写真1 村役場から眺めた住宅地と原発2基
一般に,公害や爆発などのリスクがある工業地帯には,地元の市街地とは空間的に隔絶する工夫がなされています。例えば,愛知県知多半島の石油コンビナート(写真2)。ここでは,幅100mのグリーンベルトが10kmにわたって配置されています。
写真2 知多市の石油コンビナートとグリーンベルト
(環境省HP)
千葉県市原市の石油コンビナートでは,地元市街地との間に,特別工業地区という,住宅,学校,保育所,病院などが建てられない緩衝地帯が設けられています(写真3)。コスモ石油千葉製油所のタンクが,余震の際にその荷重に耐えられず倒壊し,配管から漏れたガスに引火したのです(写真4)。近くのマンションに住む住民は,凄まじい地響きと爆風とともに破片が飛んできたと言います。もし,タンクが林立する街区に隣接して密集住宅地があったら,どんな大惨事になっていたか。
写真3 市原市の石油コンビナートの特別工業地区
(薄紫色の準工業地域のうち赤線で囲った区域,市原市HP)
写真4 千葉県市原市石油コンビナートの火災
(海からの消火活動。撮影:2011年3月12日,総務省資料)
実は,かつて,東海村にも,原発を取り囲むグリーンベルト構想がありました。1964年,原子力委員会が構想したもので,原子力施設地帯整備部会答申といいます。茨城県は,この答申を受けて,半径2kmのグリーンベルト設置の計画づくりが求められました。しかし,村をあげた開発がすでに進行中で,県は,開発を抑制するグリーンベルトなど到底考えられず,計画は骨が抜かれました。

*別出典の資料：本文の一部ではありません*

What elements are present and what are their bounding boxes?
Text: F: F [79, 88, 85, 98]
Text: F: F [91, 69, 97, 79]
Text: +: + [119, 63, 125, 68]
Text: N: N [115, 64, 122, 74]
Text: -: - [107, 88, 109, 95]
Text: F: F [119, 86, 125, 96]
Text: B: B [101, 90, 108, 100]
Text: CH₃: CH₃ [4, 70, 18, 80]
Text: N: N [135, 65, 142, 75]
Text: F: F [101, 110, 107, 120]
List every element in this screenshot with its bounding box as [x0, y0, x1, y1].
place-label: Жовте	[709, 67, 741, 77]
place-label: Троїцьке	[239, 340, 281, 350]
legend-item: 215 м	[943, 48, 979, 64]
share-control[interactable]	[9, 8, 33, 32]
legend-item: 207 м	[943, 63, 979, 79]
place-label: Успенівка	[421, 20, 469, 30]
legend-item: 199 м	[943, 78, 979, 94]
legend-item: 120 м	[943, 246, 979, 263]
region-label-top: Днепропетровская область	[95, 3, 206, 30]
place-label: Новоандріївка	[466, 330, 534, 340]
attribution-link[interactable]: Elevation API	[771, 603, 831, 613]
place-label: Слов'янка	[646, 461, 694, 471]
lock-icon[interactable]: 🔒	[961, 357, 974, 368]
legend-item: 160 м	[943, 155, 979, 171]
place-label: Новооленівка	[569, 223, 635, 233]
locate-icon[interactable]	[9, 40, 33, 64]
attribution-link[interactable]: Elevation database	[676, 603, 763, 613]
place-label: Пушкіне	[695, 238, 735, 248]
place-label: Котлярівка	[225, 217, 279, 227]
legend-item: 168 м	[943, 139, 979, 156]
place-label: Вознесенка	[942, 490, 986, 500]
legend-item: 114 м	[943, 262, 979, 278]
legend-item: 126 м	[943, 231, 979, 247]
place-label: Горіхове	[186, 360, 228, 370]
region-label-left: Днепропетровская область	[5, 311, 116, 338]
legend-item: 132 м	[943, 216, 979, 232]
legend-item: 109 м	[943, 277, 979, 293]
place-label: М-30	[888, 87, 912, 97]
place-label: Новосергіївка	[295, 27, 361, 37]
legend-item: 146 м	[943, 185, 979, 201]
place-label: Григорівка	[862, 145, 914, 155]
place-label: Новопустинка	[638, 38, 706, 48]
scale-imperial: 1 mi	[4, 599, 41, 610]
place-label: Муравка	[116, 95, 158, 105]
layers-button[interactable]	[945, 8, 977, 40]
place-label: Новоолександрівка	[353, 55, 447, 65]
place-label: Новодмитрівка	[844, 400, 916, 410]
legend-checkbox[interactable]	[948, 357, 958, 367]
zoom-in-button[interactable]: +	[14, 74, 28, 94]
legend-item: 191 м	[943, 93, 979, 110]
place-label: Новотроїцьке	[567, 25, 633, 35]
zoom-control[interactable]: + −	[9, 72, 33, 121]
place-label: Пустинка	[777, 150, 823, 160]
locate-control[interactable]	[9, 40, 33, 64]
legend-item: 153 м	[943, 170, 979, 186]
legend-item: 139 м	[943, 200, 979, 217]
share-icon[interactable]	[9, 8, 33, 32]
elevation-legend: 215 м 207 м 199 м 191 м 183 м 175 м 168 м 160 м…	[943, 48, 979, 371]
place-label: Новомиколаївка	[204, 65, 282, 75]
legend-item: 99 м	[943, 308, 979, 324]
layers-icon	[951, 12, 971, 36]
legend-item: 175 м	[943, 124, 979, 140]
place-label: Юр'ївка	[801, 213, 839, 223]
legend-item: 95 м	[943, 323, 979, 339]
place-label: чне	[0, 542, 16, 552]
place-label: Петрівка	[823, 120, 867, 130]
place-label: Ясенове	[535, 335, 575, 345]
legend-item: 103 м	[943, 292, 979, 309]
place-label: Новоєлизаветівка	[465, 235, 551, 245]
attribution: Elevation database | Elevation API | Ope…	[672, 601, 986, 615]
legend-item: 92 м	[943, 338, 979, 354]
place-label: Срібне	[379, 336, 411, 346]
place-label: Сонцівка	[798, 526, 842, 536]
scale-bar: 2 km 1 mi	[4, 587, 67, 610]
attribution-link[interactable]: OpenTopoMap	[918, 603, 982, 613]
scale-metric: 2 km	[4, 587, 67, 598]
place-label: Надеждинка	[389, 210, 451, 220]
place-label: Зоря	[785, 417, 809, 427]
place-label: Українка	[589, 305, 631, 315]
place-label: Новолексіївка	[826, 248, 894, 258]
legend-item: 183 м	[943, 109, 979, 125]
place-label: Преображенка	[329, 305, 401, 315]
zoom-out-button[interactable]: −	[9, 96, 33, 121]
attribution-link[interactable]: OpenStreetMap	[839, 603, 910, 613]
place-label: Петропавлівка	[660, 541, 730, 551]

原発の重大事故はもちろん,石油コンビナートのそれとは性格が違います。原発の重大事故は,放射能で環境を広大に汚染するので,たとえ半径2kmのグリーンベルトをつくったところで村民の被ばくは防げません。村は,この間,旺盛に開発して高密度な住宅都市をつくりあげたので,むしろ,村民の安全な避難を著しく困難にしてしまいました。
原子力とともにはじまった村の開発は,住民の安全無視の都市計画に乗っかった実に危険なまちづくりでした。今,村は住宅地開発をつづけて人口を増やそうとし,原電は原発再稼働に向かっています。私には,2つのこの政策は手を携えて,村の未来を壊そうとしているように見えるのです。